Walaupun konteks "two days apart"-nya berbeda, LDR selama sebulan setengah ini aku anggap kurleb sebagai waktu untuk kami berdua "bebas" melakukan apa aja yang kami mau. Hampir dua tahun ini kami sibuk dengan parenthood. Trying so hard not to be sounded like a bad parents, but we needed a break. 

Kami memanfaatkan waktu LDR untuk nge-recharged diri sendiri. Suami yang memulai kembali hobi lamanya—melihara ikan ranchu, gaes!—sementara aku yang akhirnya bisa puas-puasin nonton film yang selama ini banyak tertinggal (hey Coco, hey Wonder, hey The Greatest Showman... and so much more!). 

Jadi, saling kangen nggak, sih, selama LDR?

Kalau dari aku pribadi, jujur aja nih... kangennya baru berasa ketika kami bertemu kembali saat suami jemput di bandara. Ciyeeeh. Langsung mikirin adegan cheesy ala romantic movie gitu nggak? 😝 

Pepatah yang bilang—kita nggak akan tahu seberapa rindu (duilee... Dilan kali rindu) dengan seseorang, sampai orang tersebut jauh dari kita—adalah benar sebenar-benarnya. As much as we enjoyed our time alone, we also begin to cherish our marriage even more. 

2. Happy mom equals happy baby. 

Aku cukup kaget bahwa ternyata aku nggak sepusing itu mengurus Josh tanpa suami. Padahal biasanya aku gampang burn out, apalagi kalau si bocah udah mulai tantrum. Barulah kusadari, peran keluarga di Bali sangat membantu aku dalam mempertahankan kewarasan sebagai seorang Jane dan seorang ibu.

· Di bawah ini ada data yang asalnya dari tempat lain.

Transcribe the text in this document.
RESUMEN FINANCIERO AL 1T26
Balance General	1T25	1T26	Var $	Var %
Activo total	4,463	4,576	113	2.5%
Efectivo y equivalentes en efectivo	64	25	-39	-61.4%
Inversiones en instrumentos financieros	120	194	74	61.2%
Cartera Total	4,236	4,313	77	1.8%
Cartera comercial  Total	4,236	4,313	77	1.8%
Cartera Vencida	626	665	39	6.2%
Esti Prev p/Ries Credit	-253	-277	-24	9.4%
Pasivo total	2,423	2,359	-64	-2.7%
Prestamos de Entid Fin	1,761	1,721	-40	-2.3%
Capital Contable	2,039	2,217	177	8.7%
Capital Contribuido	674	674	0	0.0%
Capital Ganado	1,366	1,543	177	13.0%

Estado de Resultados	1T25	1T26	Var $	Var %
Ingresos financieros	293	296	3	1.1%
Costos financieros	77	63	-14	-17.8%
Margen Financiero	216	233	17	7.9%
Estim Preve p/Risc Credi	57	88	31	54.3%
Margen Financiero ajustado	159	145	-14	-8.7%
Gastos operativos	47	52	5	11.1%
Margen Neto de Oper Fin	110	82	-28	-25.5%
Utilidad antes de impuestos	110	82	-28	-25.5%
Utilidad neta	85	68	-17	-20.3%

Namanya tinggal bareng dengan orangtua sendiri dan mertua itu pasti beda banget, kan? Mungkin gara-gara faktor itulah ngaruh banget ke kondisi psikis dan mental eike, HOHO.

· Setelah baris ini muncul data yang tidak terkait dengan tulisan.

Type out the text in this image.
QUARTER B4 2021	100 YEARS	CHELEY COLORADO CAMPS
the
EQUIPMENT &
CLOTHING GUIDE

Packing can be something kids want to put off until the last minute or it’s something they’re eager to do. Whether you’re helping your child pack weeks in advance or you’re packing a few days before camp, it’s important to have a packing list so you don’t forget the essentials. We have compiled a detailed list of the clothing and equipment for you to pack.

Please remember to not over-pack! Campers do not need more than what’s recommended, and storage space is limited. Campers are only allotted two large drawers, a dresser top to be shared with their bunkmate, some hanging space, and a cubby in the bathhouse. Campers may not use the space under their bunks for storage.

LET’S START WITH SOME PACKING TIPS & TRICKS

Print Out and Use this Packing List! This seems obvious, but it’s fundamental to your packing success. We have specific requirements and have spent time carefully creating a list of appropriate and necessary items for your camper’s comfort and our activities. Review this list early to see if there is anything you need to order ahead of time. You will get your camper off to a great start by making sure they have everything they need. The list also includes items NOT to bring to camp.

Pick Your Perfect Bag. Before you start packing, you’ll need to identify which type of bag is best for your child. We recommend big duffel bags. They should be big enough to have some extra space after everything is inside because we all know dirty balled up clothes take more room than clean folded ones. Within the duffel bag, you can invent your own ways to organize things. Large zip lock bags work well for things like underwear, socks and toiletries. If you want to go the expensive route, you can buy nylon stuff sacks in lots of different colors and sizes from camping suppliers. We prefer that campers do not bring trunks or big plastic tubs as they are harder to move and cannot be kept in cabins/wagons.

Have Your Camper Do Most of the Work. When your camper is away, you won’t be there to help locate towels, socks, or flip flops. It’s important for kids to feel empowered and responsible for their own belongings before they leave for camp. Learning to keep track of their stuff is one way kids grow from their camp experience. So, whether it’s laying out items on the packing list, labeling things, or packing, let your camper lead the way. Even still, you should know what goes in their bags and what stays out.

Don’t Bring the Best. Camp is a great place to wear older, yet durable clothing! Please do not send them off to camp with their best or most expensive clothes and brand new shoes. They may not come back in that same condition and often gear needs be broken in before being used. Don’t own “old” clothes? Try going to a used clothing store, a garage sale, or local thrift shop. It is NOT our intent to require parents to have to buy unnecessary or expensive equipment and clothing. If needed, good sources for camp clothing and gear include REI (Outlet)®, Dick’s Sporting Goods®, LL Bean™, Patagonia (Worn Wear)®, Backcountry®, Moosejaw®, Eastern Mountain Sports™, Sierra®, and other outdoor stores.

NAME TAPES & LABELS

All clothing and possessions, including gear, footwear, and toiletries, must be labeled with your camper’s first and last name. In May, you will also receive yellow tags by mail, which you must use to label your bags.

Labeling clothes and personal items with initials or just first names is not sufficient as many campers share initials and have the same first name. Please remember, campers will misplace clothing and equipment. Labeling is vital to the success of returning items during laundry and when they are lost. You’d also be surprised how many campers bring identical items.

Dengan orangtua sendiri pastilah lebih nyaman berpendapat dan berekspresi. Kalau mau protes suatu hal, apalagi yang bersangkutan tentang anak, tanpa sungkan kita pasti ngomong aja gitu blak-blakan. Begitu juga sebaliknya, nggak gampang sakit hati kalau mereka berkomentar... ehm. Dan ternyata ini juga ngaruh ke Josh, lho. Emaknya selow, anaknya pun ikutan selow.

Aku nggak pernah pusingin tentang polah makan Josh selama di Bali. Mau makan seberapa pun aku nggak maksa untuk habis. Sekarang anaknya juga udah doyan ngemil. Aku pun nggak larang selama masih dalam batasan dan pengawasan, ya. Karena emaknya nyante, anaknya pun nggak stres lagi soal makan. Dia mulai mikir kalau makan itu adalah salah satu aktifitas yang menyenangkan (ah, masa?). 

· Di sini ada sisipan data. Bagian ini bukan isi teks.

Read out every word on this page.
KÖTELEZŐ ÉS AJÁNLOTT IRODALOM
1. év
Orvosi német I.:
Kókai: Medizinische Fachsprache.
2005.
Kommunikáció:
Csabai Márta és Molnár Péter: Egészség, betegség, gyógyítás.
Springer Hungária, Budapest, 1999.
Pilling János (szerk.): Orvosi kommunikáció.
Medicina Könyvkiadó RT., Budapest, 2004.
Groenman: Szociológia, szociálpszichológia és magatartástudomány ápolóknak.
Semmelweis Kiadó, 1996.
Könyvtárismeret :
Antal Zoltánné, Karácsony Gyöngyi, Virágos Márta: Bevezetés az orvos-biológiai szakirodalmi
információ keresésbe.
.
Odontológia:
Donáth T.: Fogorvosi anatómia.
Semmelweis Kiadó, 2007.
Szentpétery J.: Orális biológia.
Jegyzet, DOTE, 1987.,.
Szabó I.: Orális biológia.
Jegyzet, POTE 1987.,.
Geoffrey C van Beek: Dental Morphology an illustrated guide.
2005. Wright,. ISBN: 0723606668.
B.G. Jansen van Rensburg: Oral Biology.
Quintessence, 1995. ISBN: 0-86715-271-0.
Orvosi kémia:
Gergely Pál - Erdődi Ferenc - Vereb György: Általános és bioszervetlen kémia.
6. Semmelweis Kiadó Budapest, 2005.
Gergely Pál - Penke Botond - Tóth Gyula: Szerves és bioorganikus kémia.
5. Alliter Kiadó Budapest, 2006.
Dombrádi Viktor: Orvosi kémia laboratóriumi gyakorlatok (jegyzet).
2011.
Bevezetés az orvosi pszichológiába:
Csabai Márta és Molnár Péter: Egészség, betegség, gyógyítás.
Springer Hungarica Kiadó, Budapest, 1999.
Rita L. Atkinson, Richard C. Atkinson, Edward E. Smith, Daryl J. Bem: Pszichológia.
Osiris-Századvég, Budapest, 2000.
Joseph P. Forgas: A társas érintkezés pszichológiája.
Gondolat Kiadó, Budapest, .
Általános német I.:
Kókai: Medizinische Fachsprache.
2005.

Sampai akhirnya suatu hari di Minggu siang, tanpa ekspektasi apapun Mama Josh mencoba menyuapi Josh sesendok nasi hainam buatan Poponya. EH, ANAKNYA MAU DAN DITELAN DAN MINTA LAGI!

Sumpah, ini senangnya melebihi apa pun lho! 

Tentu saja aku nggak langsung cekokin semangkok full nasi untuk makan malamnya. I don't want (and never will) set expectation high about his eating habit. Aku coba kasih porsi dalam jumlah sedikit, yang penting anaknya mau makan. And thank God, sampai hari ini anaknya nggak nolak nasi (walaupun kalau lagi nggak mood, ya ditolak juga). 

Side note, Josh belum begitu suka nasi polos tanpa bumbu atau saus atau kuah. Doesn't matter, sing penting anakku akhirnya makan nasi! OLEEEE!

3. We learned how to grow a business... and it's definitely not easy.

As I mentioned before, salah satu alasan kenapa harus tinggal di Bali lamaan, karena memang ada bisnis yang harus dikerjakan. Monmaap, belum bisa diceritakan lebih lanjut tentang apa bisnisnya. Yang pasti masih berhubungan dengan bisnis keluarga di Bali, sih.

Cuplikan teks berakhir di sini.